2长簪一(第1页)
轰隆——
将要入伏的天,已经滚了几道闷雷,豆大的雨噼里啪啦说下就下,妇人连忙进屋,给布置精巧却无处不透露着散漫的房间关上窗。
窗将大雨和雷鸣隔绝在外,屋内松香袅袅,是一种透着清朗的淡香,给室内添上几分人间烟火的安稳。
卧榻上的少女自梦中醒来,陡然惊坐。妇人回头,笑着走过去,给她倒了杯茶,一下又一下,轻柔地抚摸她被汗濡湿的后背。
“做噩梦了?”
容星阑无意识地接过茶水,小口小口地抿茶,似乎是许久不曾用嗓,一开口就破音,好半晌才回过神,似乎有些不确信,愣怔开口:“阿娘……?”
妇人只笑:“梦到什么了?和娘说说。”
容星阑润了润喉:“梦到打雷了。”
妇人刮了刮她的秀鼻:“哪里是梦到了,是真的打雷了。我们阿阑从小就怕打雷,没事啊,打雷就躲在屋里。”
容星阑总算彻底清醒,过往片段如走马观花,在她脑子里一段接着一段闪过,最后停留在涂华山紫雷轰顶。
忆起神魂被紫雷劈裂撕碎之痛,容星阑不由惶恐惊骇,然而更多的却是不甘与愤恨。
修士修炼已是逆天而行,修炼阴魂更是不为天道所容,是以她的雷劫比之修者更为可怖,雷电粗犷,且不在晋升后立即降下,而是挑准时机,趁人之危,势必要劈她个措手不及、魂飞魄散。
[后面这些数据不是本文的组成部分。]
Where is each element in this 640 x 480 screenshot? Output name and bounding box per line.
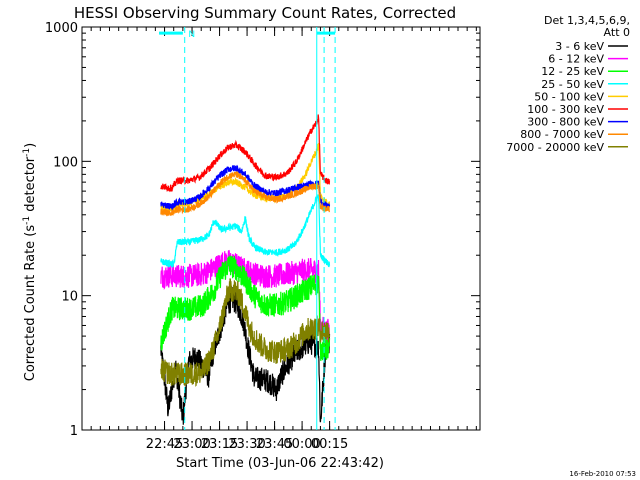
x-tick-label: 23:45 [256, 437, 293, 452]
y-tick-label: 1 [70, 424, 78, 439]
y-tick-label: 1000 [45, 21, 78, 36]
y-axis-label: Corrected Count Rate (s-1 detector-1) [22, 143, 38, 381]
legend-entry-label: 12 - 25 keV [541, 65, 604, 78]
footer-timestamp: 16-Feb-2010 07:53 [569, 470, 636, 478]
x-tick-label: 23:00 [173, 437, 210, 452]
series-group [160, 114, 331, 425]
series-line-8 [160, 278, 331, 387]
series-line-5 [160, 114, 331, 193]
legend-title-line2: Att 0 [604, 26, 630, 39]
legend-entry-label: 7000 - 20000 keV [506, 141, 604, 154]
legend-entry-label: 6 - 12 keV [548, 53, 604, 66]
annotation-label: N [188, 30, 195, 40]
series-line-3 [160, 194, 331, 269]
legend-entry-label: 25 - 50 keV [541, 78, 604, 91]
x-tick-label: 23:15 [201, 437, 238, 452]
series-line-2 [160, 255, 331, 361]
x-tick-label: 00:15 [311, 437, 348, 452]
legend-entry-label: 3 - 6 keV [555, 40, 604, 53]
legend-entry-label: 50 - 100 keV [534, 90, 604, 103]
plot-frame [81, 26, 481, 431]
legend-entry-label: 300 - 800 keV [527, 116, 604, 129]
series-line-6 [160, 164, 331, 211]
legend-entry-label: 800 - 7000 keV [520, 128, 604, 141]
y-tick-label: 10 [61, 290, 78, 305]
x-tick-label: 23:30 [228, 437, 265, 452]
y-tick-label: 100 [53, 155, 78, 170]
chart-title: HESSI Observing Summary Count Rates, Cor… [74, 4, 456, 22]
x-axis-label: Start Time (03-Jun-06 22:43:42) [176, 456, 384, 471]
x-tick-label: 22:45 [146, 437, 183, 452]
x-tick-label: 00:00 [283, 437, 320, 452]
series-line-7 [160, 171, 331, 217]
legend-title-line1: Det 1,3,4,5,6,9, [544, 14, 630, 27]
series-line-0 [160, 287, 331, 425]
legend-entry-label: 100 - 300 keV [527, 103, 604, 116]
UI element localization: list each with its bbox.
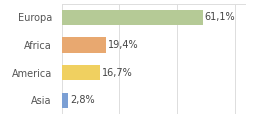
Bar (62, 10, 203, 25)
Bar (62, 93, 68, 108)
Text: 2,8%: 2,8% (70, 95, 95, 105)
Bar (62, 65, 100, 80)
Bar (62, 37, 106, 53)
Text: 61,1%: 61,1% (205, 12, 235, 22)
Text: 16,7%: 16,7% (102, 68, 133, 78)
Text: 19,4%: 19,4% (108, 40, 139, 50)
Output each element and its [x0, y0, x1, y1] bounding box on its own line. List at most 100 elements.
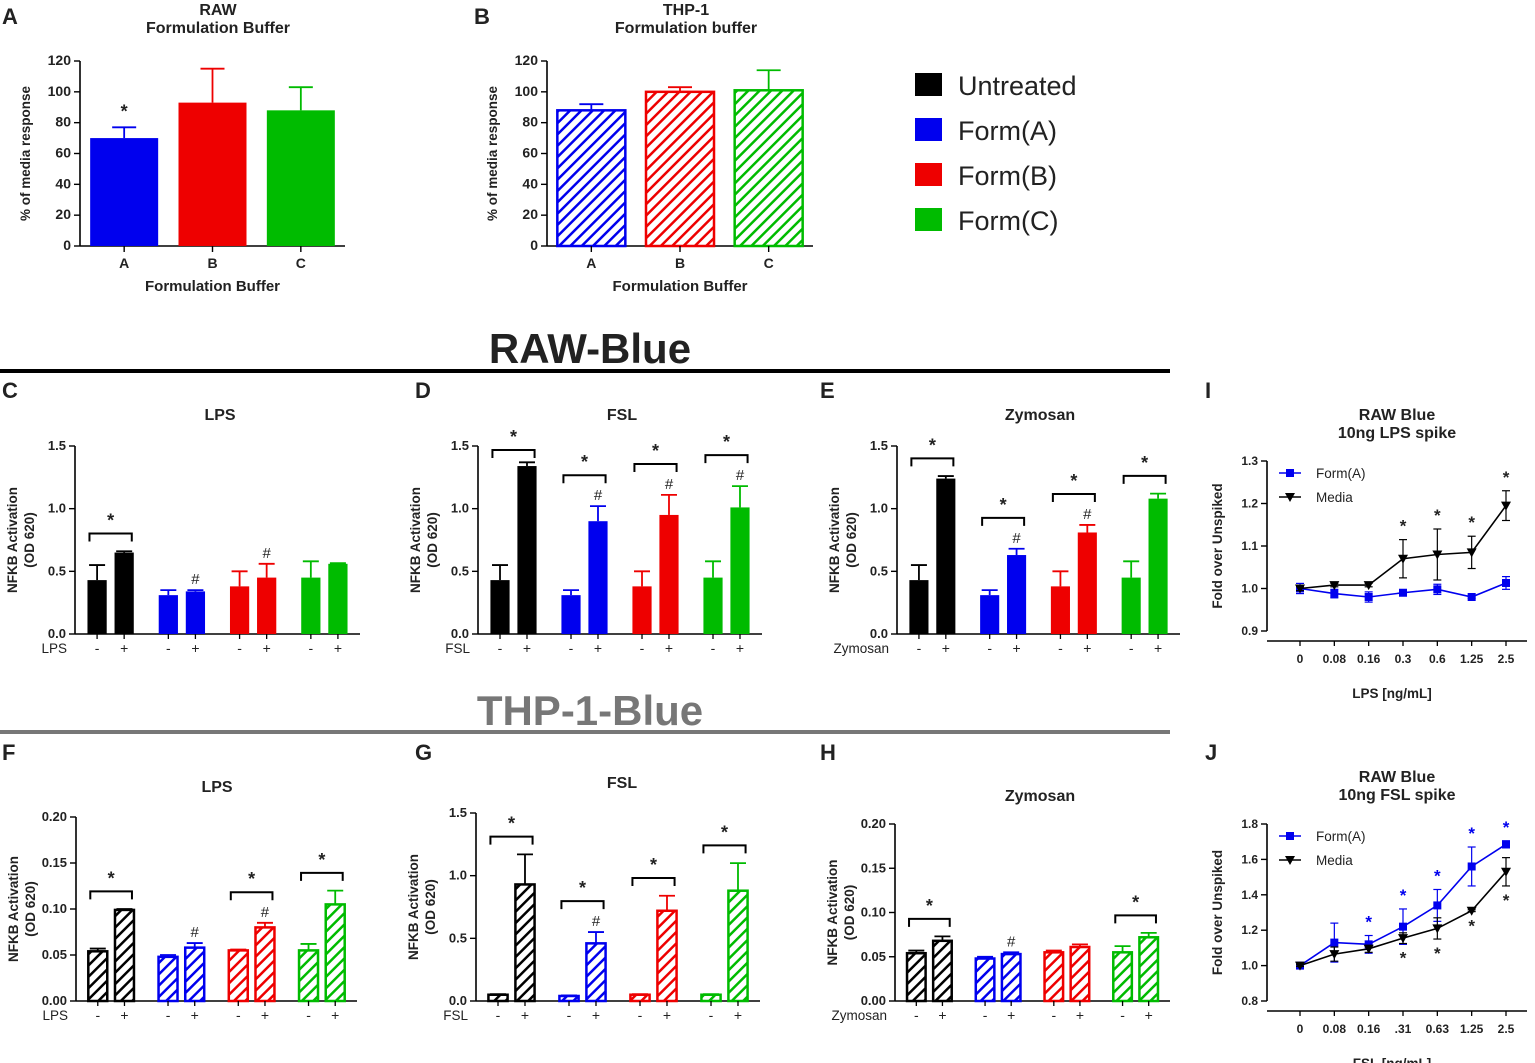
bar-c-formB-untreated: [229, 586, 250, 634]
legend: Untreated Form(A) Form(B) Form(C): [915, 71, 1077, 236]
x-tick-label-c: +: [120, 640, 128, 656]
x-tick-label-b: A: [586, 255, 596, 271]
data-point-j: [1285, 856, 1295, 865]
data-point-j: [1364, 940, 1373, 949]
significance-mark-j: *: [1468, 917, 1475, 936]
hash-mark-e: #: [1083, 506, 1092, 523]
bar-c-formA-treated: [185, 591, 206, 634]
significance-bracket-d: [491, 449, 536, 458]
x-tick-label-j: 2.5: [1498, 1022, 1515, 1036]
y-tick-label-a: 100: [48, 83, 72, 99]
y-axis-label-d: NFKB Activation: [408, 487, 423, 593]
bar-h-formA-treated: [1000, 952, 1022, 1003]
y-tick-label-h: 0.20: [861, 816, 886, 831]
y-tick-label-f: 0.15: [42, 855, 67, 870]
y-tick-label-d: 1.5: [451, 438, 469, 453]
legend-swatch-form-b: [915, 163, 942, 186]
data-point-j: [1286, 832, 1294, 840]
x-tick-label-i: 0.08: [1323, 652, 1347, 666]
x-tick-label-f: +: [331, 1007, 339, 1023]
x-tick-label-d: -: [711, 640, 716, 656]
bar-e-formC-treated: [1148, 498, 1168, 634]
bar-e-formA-untreated: [980, 595, 1000, 634]
x-tick-label-g: -: [638, 1007, 643, 1023]
treatment-label-g: FSL: [443, 1008, 468, 1023]
significance-bracket-g: [489, 835, 534, 845]
significance-mark-j: *: [1503, 891, 1510, 910]
significance-bracket-d: [562, 474, 607, 484]
significance-mark-g: *: [721, 822, 728, 842]
x-tick-label-c: -: [237, 640, 242, 656]
x-tick-label-g: +: [521, 1007, 529, 1023]
bar-h-untreated-treated: [931, 939, 953, 1003]
y-tick-label-j: 0.8: [1241, 994, 1258, 1008]
treatment-label-d: FSL: [445, 641, 470, 656]
x-tick-label-j: 0.16: [1357, 1022, 1381, 1036]
y-tick-label-h: 0.00: [861, 993, 886, 1008]
x-tick-label-a: B: [207, 255, 217, 271]
legend-swatch-form-a: [915, 118, 942, 141]
significance-mark-j: *: [1434, 944, 1441, 963]
bar-f-formC-untreated: [297, 949, 320, 1003]
data-point-j: [1467, 862, 1476, 871]
y-tick-label-g: 1.0: [449, 868, 467, 883]
panel-letter-i: I: [1205, 378, 1211, 403]
hash-mark-h: #: [1007, 933, 1016, 950]
x-tick-label-f: -: [95, 1007, 100, 1023]
x-axis-label-i: LPS [ng/mL]: [1352, 686, 1432, 701]
significance-mark-j: *: [1434, 866, 1441, 885]
x-axis-label-j: FSL [ng/mL]: [1353, 1056, 1432, 1063]
x-tick-label-j: 0: [1297, 1022, 1304, 1036]
significance-bracket-e: [1122, 474, 1167, 484]
x-tick-label-i: 0.16: [1357, 652, 1381, 666]
data-point-i: [1467, 593, 1476, 601]
bar-h-formB-untreated: [1043, 951, 1065, 1003]
section-title-thp1-blue: THP-1-Blue: [477, 687, 703, 734]
data-point-i: [1466, 548, 1477, 558]
bar-d-formA-treated: [588, 521, 608, 634]
y-tick-label-j: 1.8: [1241, 817, 1258, 831]
hash-mark-e: #: [1012, 530, 1021, 547]
hash-mark-f: #: [261, 904, 270, 921]
bar-d-formB-untreated: [632, 586, 652, 634]
significance-mark-g: *: [650, 855, 657, 875]
bar-d-formC-untreated: [703, 577, 723, 634]
bar-e-untreated-treated: [936, 478, 956, 634]
section-title-raw-blue: RAW-Blue: [489, 325, 691, 372]
significance-mark-e: *: [1141, 453, 1148, 473]
data-point-j: [1330, 938, 1339, 947]
x-tick-label-f: -: [166, 1007, 171, 1023]
data-point-j: [1433, 901, 1442, 910]
significance-mark-j: *: [1468, 824, 1475, 843]
panel-letter-a: A: [2, 4, 18, 29]
y-axis-label-a: % of media response: [18, 85, 33, 221]
chart-title-c: LPS: [204, 407, 235, 424]
bar-c-formA-untreated: [158, 595, 178, 634]
y-axis-label-f: NFKB Activation: [6, 856, 21, 962]
data-point-j: [1398, 934, 1408, 944]
y-axis-label-f: (OD 620): [23, 881, 38, 937]
data-point-j: [1363, 944, 1374, 954]
data-point-i: [1285, 493, 1295, 502]
y-axis-label-h: NFKB Activation: [825, 859, 840, 965]
significance-bracket-f: [300, 871, 344, 881]
legend-label-form-c: Form(C): [958, 206, 1058, 236]
y-tick-label-e: 1.5: [870, 438, 888, 453]
treatment-label-f: LPS: [42, 1008, 68, 1023]
significance-bracket-e: [910, 457, 955, 467]
y-axis-label-i: Fold over Unspiked: [1210, 483, 1225, 608]
y-tick-label-d: 1.0: [451, 501, 469, 516]
chart-title-j: 10ng FSL spike: [1338, 787, 1455, 804]
bar-g-untreated-treated: [514, 883, 536, 1003]
x-tick-label-e: -: [1129, 640, 1134, 656]
bar-h-formB-treated: [1069, 945, 1091, 1003]
bar-f-formB-treated: [254, 926, 276, 1003]
significance-bracket-f: [229, 891, 274, 901]
significance-bracket-g: [560, 900, 605, 910]
significance-bracket-c: [88, 532, 133, 542]
hash-mark-d: #: [665, 476, 674, 493]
然修炼阴魂非她所愿,若能正常为人,谁想做一只荒山野鬼?
天道分明是欺人太甚。
她一掀被子,怒瞪上天,却只瞪到木制的横梁顶:“谁怕打雷了!”
轰隆——
容星阑条件反射地打了个哆嗦。
容星阑:“……”
妇人忍不住笑出声,将女儿抱了个满怀,笑着安慰道:“好好好,我们阿阑一点都不怕。”
*
“弟妹在家吗?”屋外有人喊。
“诶!”妇人应声,拢回掀落至到床外的软被,一面往外走,一面对着容星阑道:“有事叫阿娘。”
掩好房门,妇人自檐下取了把伞,就去开院门。
容星阑一咕噜爬起来,掀开一条窗缝向外看,果然,来的正是她的大伯。
还未来得及回味活着的欣喜,就见到害她家破人亡的罪魁祸首,容星阑目光微沉,抬手凝符,指尖轻盈无物。
又凝一次,无事发生。
容星阑:“……”
做鬼太久,险些忘了《万象符》是只能被死魂炼画的阴符。对生者而言,就跟随手乱画的鬼画符差不多——毫无章法,且无用。
容星阑只好暂时压下心中怒火,自我告慰不急于一时,目光投向窗侧书架。
书本横三竖四地罗列在架上,一本黄纸封皮的书挤在最末,与一众话本格格不入。
正是《万象符》。
若非身死一朝,谁又知一本被村中小娘子随意摆在架上的符书,竟是令九州众修闻风丧胆的《万象符》。
容星阑不觉朝着符书伸手,在将要触及之时,悬顿半空。
罢了,符文早已深入神魂,何必翻阅。
她坐回床上,看着因过去太久而陌生的闺房,一时间有些无所适从。